Many managers of multinational companies are coming to accept that language is indeed an operational problem for the subsidiary firms. While this seems to be a reality, the acceptance of the problem is a problem in itself7. Very minimal research has been focused on the effect of language diversity in international management8.

Subsidiary firms operate in foreign environments. Thriving in foreign markets needs the understanding of the customer trends and how markets are structured. Foreign markets are usually complicated for new subsidiaries. The management of subsidiaries should understand the behavior of their customers9.

Customer behavior is best understood when they are fully engaged by the firm. Unfortunately, subsidiary firms find themselves in regions where the language spoken differs with the parent country’s language. This has been the case with Danish multinationals that operate in France or western multinationals that are operating in the Arabic Region10.

Marketing is an important aspect of business thus business firms are adopting proactive marketing practices. The expatriate staffs are forced to learn the local language so that they can effectively communicate with the locals11. The mastery of local language communication by the multinational will have positive effects on the survival of the firms. Multinationals use expatriates in management who are often non-native speakers depending on the countries in which they are situated12.

Corporate communication is an important facet of business organizations. A number of multinational companies are choosing certain international languages as corporate languages. However, this cannot assume the reality in modern business where firms are centered on customers. Firms seek to win customers in whichever places they operate. Therefore, in as far as corporate languages are chosen by firms, local language communication for multinationals often overrides the corporate language.

Language is an important feature or organizational communication13. Multinational companies move into new functional areas with many expectations on of capturing a new market for their product and services. Therefore, they must learn how to communicate with the locals14.

The liberalization of trade has resulted to the rise of the number of multinational companies and the expansion of their activities in different regions. Different multinationals are seeking business opportunities in various nations around the globe15. They do not consider how local language will impact on their business operations in the foreign destinations.

Research shows that the adoption of corporate language by multinationals does not have a significant positive effect in eliminating communicative problems. Therefore, it is advisable for multinationals to shift their attention to foreign language when they are operating in foreign countries16.
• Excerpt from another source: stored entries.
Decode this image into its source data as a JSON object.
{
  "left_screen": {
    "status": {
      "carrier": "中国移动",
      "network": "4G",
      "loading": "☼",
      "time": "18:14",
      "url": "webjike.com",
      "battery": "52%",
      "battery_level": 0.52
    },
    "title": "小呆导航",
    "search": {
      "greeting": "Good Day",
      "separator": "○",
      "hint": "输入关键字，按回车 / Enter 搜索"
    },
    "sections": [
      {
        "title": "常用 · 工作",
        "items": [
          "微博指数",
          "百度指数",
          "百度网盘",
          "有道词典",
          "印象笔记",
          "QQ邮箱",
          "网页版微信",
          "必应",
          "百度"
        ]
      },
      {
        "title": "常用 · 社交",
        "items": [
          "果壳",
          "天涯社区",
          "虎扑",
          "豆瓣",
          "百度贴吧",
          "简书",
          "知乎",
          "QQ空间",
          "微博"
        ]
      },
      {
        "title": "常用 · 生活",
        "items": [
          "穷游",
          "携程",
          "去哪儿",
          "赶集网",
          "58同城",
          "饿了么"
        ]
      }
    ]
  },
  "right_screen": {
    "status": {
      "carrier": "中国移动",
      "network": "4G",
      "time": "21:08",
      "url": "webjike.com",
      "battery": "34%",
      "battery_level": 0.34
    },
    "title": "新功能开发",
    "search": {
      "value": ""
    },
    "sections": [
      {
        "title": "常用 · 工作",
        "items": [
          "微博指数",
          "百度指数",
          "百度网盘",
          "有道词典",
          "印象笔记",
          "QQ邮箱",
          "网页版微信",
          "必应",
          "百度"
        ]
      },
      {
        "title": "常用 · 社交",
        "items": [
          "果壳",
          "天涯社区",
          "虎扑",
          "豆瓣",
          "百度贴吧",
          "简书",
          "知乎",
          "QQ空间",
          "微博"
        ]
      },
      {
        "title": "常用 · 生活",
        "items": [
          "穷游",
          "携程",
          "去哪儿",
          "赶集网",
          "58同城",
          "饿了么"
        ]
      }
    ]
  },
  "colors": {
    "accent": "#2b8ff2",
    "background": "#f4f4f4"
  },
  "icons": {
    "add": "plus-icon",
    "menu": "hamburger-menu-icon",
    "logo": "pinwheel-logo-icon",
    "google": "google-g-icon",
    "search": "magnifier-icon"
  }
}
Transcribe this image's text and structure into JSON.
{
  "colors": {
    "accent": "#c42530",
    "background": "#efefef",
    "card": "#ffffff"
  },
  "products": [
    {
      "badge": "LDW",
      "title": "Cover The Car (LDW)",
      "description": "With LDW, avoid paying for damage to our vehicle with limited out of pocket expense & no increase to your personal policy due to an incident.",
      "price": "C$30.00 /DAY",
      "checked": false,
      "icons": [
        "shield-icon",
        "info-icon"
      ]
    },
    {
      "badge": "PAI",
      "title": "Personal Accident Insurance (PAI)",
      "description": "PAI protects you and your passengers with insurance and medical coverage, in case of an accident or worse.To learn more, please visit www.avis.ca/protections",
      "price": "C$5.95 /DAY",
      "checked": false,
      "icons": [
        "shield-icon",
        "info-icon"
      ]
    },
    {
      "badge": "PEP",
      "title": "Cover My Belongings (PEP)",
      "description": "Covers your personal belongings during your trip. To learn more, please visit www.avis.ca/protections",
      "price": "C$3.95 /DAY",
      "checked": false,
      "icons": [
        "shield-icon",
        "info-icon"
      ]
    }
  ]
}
Multinationals and mode of entry into new business destinations

Multinational organizations must choose best suited strategies that will help them exploit the new business environment. The culture of the new country and the local language in the new destinations must be given consideration. Failure to do this result in extended challenges that present themselves in stunted communication relations between the Multinational companies and the local customers17.

Language affects the practice of employees of multinational companies especially in cases where the MNC is operating in a multilingual environment18. In such cases, multinationals choose a common corporate language to be used. While scholars of international management look at this from a positive angle, they are also weighing on the possibility of failure19. The failure of firms often come about when they do not focus on adapting to local language usage and instead center on corporate language usage20.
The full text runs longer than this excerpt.